Groetzner Jan, Kaczmarek Ingo, Mueller Markus, Huber Stefan, Deutsch Andre, Daebritz Sabine, Arbogast Helmut, Meiser Bruno, Reichart Bruno
Department of Cardiac Surgery, Ludwig Maximilians University Hospital Grosshadern-Munich, Munich, Germany.
J Heart Lung Transplant. 2005 Nov;24(11):1787-92. doi: 10.1016/j.healun.2005.03.012.
In end-stage cardiomyopathy where concomitant chronic renal failure is a contraindication for cardiac transplantation (HTx), simultaneous heart and kidney transplantation (HKTx) may be the only feasible therapeutic option. Due to the increased donor shortage, the clinical outcome of combined HKTx patients on tacrolimus-based immunosuppression was assessed and compared with a group of HTx patients.

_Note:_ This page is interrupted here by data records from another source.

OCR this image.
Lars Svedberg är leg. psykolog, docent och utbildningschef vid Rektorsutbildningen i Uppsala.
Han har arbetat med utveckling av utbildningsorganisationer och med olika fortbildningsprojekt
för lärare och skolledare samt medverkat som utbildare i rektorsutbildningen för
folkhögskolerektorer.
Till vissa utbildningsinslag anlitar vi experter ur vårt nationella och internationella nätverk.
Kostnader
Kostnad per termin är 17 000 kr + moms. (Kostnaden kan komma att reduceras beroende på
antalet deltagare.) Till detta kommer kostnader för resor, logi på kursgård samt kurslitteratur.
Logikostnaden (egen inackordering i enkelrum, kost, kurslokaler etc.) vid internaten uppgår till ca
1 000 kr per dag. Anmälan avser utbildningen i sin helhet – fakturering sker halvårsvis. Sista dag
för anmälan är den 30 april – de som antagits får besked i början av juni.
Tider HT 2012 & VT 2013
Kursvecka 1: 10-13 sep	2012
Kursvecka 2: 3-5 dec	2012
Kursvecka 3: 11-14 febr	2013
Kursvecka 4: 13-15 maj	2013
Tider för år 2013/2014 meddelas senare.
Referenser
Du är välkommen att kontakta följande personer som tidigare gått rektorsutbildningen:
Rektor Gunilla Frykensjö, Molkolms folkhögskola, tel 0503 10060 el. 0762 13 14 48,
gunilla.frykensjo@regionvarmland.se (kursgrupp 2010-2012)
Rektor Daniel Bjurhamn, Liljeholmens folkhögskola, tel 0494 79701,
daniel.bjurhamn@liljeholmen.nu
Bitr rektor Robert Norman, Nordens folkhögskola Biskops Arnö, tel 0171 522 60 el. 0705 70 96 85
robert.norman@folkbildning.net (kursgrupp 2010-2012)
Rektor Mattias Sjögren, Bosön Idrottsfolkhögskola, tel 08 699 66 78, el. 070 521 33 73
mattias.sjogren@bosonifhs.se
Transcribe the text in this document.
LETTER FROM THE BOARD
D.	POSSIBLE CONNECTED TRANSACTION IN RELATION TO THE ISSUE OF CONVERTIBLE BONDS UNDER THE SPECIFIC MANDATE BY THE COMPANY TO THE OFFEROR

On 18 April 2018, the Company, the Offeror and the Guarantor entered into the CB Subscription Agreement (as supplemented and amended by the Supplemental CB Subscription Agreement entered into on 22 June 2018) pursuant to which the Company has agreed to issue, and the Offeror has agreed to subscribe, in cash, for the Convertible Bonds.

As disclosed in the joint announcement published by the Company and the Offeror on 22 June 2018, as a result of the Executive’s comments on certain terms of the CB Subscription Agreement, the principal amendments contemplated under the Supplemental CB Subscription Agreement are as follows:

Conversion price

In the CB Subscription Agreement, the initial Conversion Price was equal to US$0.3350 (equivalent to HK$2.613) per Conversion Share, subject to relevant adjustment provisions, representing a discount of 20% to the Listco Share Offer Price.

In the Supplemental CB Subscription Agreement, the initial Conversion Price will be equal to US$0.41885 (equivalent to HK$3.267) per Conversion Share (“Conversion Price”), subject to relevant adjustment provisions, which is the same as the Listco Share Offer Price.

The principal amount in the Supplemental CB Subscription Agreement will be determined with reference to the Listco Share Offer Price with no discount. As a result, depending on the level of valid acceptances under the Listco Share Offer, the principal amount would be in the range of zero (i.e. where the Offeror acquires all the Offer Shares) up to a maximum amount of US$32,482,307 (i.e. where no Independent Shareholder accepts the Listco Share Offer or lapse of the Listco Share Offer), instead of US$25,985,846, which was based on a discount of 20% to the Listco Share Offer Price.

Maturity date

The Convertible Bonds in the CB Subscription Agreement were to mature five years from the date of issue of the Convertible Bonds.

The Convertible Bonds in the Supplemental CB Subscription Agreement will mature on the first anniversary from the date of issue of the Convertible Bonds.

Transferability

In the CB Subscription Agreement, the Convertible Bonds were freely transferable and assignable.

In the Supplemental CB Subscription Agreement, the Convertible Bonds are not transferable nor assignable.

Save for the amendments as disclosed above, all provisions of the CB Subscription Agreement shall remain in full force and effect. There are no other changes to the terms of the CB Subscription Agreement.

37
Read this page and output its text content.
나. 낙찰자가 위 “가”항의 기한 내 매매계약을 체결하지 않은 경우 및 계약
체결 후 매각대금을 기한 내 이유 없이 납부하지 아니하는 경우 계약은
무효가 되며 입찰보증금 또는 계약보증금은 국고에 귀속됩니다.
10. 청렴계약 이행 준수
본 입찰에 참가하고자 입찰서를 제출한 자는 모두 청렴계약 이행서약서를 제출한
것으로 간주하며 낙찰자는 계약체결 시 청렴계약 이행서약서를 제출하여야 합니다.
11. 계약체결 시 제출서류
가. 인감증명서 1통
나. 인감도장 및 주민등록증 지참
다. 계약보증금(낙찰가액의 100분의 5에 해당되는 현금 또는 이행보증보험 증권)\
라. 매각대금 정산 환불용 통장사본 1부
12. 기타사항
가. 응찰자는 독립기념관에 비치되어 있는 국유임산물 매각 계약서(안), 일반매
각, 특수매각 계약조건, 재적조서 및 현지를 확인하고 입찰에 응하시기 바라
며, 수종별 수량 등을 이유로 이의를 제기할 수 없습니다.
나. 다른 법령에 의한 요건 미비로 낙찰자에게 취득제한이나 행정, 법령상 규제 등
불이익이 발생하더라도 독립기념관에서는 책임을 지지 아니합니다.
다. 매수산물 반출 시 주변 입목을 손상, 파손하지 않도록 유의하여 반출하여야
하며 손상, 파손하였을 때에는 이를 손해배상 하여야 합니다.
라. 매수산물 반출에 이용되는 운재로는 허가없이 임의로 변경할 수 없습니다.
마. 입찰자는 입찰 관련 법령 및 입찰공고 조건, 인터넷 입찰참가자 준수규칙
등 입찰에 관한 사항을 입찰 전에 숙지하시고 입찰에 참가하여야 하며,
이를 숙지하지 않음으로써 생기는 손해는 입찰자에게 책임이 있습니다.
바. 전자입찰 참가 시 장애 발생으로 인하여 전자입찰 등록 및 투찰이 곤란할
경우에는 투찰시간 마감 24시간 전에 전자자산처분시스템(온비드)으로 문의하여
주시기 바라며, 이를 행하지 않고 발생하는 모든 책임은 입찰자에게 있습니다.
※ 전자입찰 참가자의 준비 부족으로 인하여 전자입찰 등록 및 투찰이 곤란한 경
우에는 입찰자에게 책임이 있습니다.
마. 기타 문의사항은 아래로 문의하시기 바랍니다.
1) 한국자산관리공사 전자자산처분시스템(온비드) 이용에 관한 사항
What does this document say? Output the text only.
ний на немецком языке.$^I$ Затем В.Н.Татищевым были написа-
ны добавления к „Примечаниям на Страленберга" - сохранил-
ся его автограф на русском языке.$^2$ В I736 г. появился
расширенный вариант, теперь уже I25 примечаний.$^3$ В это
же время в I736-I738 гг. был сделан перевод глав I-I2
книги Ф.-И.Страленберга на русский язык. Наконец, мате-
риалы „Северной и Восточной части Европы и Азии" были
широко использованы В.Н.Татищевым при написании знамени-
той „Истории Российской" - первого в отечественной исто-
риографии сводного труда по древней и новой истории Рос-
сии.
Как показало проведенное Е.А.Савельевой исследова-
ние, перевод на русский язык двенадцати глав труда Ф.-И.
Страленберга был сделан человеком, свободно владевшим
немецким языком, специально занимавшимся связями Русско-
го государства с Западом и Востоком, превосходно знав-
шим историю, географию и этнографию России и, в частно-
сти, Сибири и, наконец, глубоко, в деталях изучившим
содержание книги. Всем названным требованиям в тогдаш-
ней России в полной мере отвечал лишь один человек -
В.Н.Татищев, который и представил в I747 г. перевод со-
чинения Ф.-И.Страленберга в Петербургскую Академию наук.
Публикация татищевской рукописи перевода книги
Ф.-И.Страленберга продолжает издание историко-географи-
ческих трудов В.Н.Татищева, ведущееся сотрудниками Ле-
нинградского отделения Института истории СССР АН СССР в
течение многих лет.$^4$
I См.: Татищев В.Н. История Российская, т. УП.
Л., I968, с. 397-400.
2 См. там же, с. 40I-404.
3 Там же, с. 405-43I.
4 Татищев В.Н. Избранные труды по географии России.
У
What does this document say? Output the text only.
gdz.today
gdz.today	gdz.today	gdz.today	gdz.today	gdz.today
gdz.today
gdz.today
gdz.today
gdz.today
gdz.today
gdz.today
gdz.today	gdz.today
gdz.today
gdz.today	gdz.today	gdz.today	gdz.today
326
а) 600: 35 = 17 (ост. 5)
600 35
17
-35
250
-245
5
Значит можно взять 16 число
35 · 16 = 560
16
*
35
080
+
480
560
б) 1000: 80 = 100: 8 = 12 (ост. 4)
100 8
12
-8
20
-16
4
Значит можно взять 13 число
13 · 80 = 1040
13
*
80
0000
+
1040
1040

Three hundred forty-nine HTxs, including 13 (4%) combined HKTxs, were performed since 1995. Two hundred twenty-one HTx and all HKTx recipients received tacrolimus-based immunosuppression. Acute rejection episodes (AREs), infections, renal function and clinical outcome were evaluated. Pre-operative renal diagnoses for HKTx patients included cystic nephropathy (n = 4), glomerulonephritis (n = 4), cytostatica-induced nephropathy (n = 1), chronic rejection after renal transplant (n = 1), reflux nephropathy (n = 2) and chronic calcineurin-inhibitor -induced nephropathy after HTx (n = 1). Twelve patients (92%) were on hemodialysis pre-operatively, 1 underwent implantation of a left ventricular assist device (LVAD) before HKTx.
After 4.7 +/- 2 years, 92% of HKTx compared with 85% of HTx patients had survived (p = 0.42). Acute cardiac rejection episodes were more frequent in HTx than in HKTx patients (0.04 +/- 0.09 vs 0.02 +/- 0.04 ARE/100 patient-days; p = 0.07). Incidence of infection was comparable (0.3 +/- 0.2 vs 0.5 +/- 0.4 infection/100 patient-days). Freedom from transplant vasculopathy was 100% in the HKTx group compared with 71% in the HTx group after 4 years (p = 0.04).
Tacrolimus-based immunosuppression yields promising long-term results in HKTx and HTx. The incidence of transplant vasculopathy seems to be lower after HKTx than after HTx. If these results are secondary to a protective effect of tacrolimus-induced tolerance or of tolerance-associated co-transplantation they will need to be investigated in prospective multicenter trials.
在晚期心肌病合并慢性肾衰竭而成为心脏移植(HTx)禁忌证的情况下,同期心脏和肾脏移植(HKTx)可能是唯一可行的治疗选择。由于供体短缺加剧,对接受基于他克莫司免疫抑制治疗的HKTx联合患者的临床结局进行了评估,并与一组HTx患者进行了比较。
自1995年以来,共进行了349例HTx,其中包括13例(4%)联合HKTx。221例HTx患者和所有HKTx受者接受了基于他克莫司的免疫抑制治疗。评估了急性排斥反应(AREs)、感染、肾功能和临床结局。HKTx患者术前的肾脏诊断包括囊性肾病(n = 4)、肾小球肾炎(n = 4)、细胞毒性药物引起的肾病(n = 1)、肾移植后慢性排斥反应(n = 1)、反流性肾病(n = 2)以及HTx后慢性钙调神经磷酸酶抑制剂引起(n = 1)。12例患者(92%)术前接受血液透析,1例在HKTx前植入了左心室辅助装置(LVAD)。
4.7±2年后,HKTx患者的生存率为92%,HTx患者为85%(p = 0.42)。HTx患者的急性心脏排斥反应比HKTx患者更频繁(0.04±0.09对0.02±0.04次ARE/100患者日;p = 0.07)。感染发生率相当(0.3±0.2对0.5±0.4次感染/100患者日)。4年后,HKTx组移植血管病变的无病生存率为100%,而HTx组为71%(p = 0.04)。
基于他克莫司的免疫抑制治疗在HKTx和HTx中产生了有前景的长期结果。HKTx后移植血管病变的发生率似乎低于HTx后。如果这些结果是由于他克莫司诱导的耐受性或耐受性相关的联合移植的保护作用所致,则需要在前瞻性多中心试验中进行研究。